El cuerpo femenino tiene un papel protagonista. Leyéndote pensaba en Clavícula de Marta Sanz, por la descripción de una mujer que está dejando atrás la juventud y que, a nivel físico, se encuentra a las puertas de la menopausia.

Tengo repleto de subrayados mi ejemplar de Clavícula, de Marta Sanz, con frases como: “Se cristaliza mi pecho y, bajo la transparencia de las costillas, veo latir un corazón azul. Las cicatrices cristalizadas parecen chorros de agua en una fotografía…”. Me encantó esa sinceridad brutal (¿impúdica?) de mostrar el cuerpo femenino, en sus servidumbres y deterioro. ¡Bravo por la Sanz! Creo que la menopausia es la verdadera “edad bisagra” de la mujer, en la también se encuentra Angie, mi protagonista, que ya no es objeto de deseo, liberada al fin de juicios y miradas, de agradar, del qué dirán. No tiene nada y nada espera. Su lengua y su cerebro se desatan. Tiene (y tenemos) derecho a contarse.      

¿El gesto político de tu novela no está tanto en la reivindicación, cuanto en el mostrar, en el narrar lo que no suele narrarse?

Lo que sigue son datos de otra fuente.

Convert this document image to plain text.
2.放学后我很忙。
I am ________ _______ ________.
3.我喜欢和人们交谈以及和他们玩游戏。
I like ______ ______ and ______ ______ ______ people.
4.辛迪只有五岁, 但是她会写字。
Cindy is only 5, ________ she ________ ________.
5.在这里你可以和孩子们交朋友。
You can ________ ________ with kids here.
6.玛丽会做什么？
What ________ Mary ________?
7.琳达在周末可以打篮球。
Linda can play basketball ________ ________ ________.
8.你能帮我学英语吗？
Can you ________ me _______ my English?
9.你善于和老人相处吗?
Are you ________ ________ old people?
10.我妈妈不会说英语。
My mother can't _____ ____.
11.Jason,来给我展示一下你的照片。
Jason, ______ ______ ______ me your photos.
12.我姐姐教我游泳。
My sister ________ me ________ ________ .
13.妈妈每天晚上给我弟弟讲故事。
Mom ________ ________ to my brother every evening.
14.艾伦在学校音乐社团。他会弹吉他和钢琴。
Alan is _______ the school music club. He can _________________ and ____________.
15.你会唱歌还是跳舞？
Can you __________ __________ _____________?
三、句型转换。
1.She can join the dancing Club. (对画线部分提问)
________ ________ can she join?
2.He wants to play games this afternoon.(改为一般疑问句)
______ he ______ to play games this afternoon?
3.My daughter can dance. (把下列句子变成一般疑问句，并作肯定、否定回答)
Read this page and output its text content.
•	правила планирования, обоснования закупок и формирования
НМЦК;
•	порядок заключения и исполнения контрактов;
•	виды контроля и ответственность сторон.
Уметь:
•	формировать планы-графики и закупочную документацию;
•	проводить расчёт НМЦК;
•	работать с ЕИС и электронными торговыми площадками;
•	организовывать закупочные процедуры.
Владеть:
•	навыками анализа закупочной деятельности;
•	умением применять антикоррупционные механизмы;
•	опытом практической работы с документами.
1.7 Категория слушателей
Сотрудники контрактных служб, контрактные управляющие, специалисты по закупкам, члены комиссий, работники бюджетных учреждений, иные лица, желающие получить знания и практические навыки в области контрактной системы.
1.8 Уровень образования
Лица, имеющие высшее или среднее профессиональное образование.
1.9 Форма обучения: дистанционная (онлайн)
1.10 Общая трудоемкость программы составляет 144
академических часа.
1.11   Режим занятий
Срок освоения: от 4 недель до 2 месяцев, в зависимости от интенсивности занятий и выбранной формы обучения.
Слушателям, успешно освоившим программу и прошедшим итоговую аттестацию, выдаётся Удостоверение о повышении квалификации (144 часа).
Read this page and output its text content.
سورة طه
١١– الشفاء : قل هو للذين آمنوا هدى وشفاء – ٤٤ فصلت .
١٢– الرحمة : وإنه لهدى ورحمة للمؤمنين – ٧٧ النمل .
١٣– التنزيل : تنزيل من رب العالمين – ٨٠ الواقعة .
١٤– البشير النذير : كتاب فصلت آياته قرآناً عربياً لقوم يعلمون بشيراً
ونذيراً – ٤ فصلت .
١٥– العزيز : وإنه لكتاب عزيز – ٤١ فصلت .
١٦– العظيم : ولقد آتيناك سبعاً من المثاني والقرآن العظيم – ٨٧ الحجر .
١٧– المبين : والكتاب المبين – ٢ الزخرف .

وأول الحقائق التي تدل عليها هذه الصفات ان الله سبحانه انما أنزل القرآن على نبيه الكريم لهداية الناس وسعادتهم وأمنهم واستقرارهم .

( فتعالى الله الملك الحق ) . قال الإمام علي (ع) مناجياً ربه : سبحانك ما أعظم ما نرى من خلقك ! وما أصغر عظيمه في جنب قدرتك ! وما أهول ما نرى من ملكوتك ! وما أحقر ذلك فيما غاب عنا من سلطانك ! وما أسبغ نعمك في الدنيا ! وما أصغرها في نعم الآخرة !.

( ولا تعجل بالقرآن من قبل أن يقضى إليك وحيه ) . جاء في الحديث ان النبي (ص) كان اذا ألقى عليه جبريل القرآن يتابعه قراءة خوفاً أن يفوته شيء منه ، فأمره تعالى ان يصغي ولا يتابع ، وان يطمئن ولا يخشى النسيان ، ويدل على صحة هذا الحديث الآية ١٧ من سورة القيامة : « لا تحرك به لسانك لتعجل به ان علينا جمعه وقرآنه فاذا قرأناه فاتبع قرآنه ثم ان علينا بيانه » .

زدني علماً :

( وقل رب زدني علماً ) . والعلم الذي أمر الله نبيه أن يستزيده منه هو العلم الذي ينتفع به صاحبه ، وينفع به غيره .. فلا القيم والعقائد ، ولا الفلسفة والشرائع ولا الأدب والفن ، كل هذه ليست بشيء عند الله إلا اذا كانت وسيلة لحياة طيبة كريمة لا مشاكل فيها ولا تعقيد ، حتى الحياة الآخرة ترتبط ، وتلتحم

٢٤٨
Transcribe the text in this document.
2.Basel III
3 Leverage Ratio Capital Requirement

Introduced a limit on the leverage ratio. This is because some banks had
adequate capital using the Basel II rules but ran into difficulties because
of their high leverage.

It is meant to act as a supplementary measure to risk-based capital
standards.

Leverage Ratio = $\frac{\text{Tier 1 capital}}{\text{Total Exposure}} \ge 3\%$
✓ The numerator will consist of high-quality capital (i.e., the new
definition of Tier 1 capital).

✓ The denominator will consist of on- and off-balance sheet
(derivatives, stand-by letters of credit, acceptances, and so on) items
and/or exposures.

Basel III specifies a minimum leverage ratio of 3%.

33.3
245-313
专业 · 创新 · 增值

Es una novela política, desde luego, en su voluntad de mostrar los márgenes, lo que se esconde bajo la alfombra. Angie vive en el campo, en una aldea recóndita del sur, pero bien podría vivir en la gran ciudad, acosada por la subida de los alquileres, a punto del desahucio. Hay voluntad política también al sugerir que esa España olvidada no se vació porque sí, sino por lo que Sergio del Molino llama el Gran Trauma, una emigración masiva desde los años 50 a las grandes ciudades para suministrar mano de obra barata, gente que se acomodó en barriadas de aluvión y rehizo su camino a costa de muchos sacrificios. Sus hijos, los hijos de los campesinos trasplantados en los bloques de hormigón, expresaban su rabia a través del heavy metal o la rumba. A veces, la droga.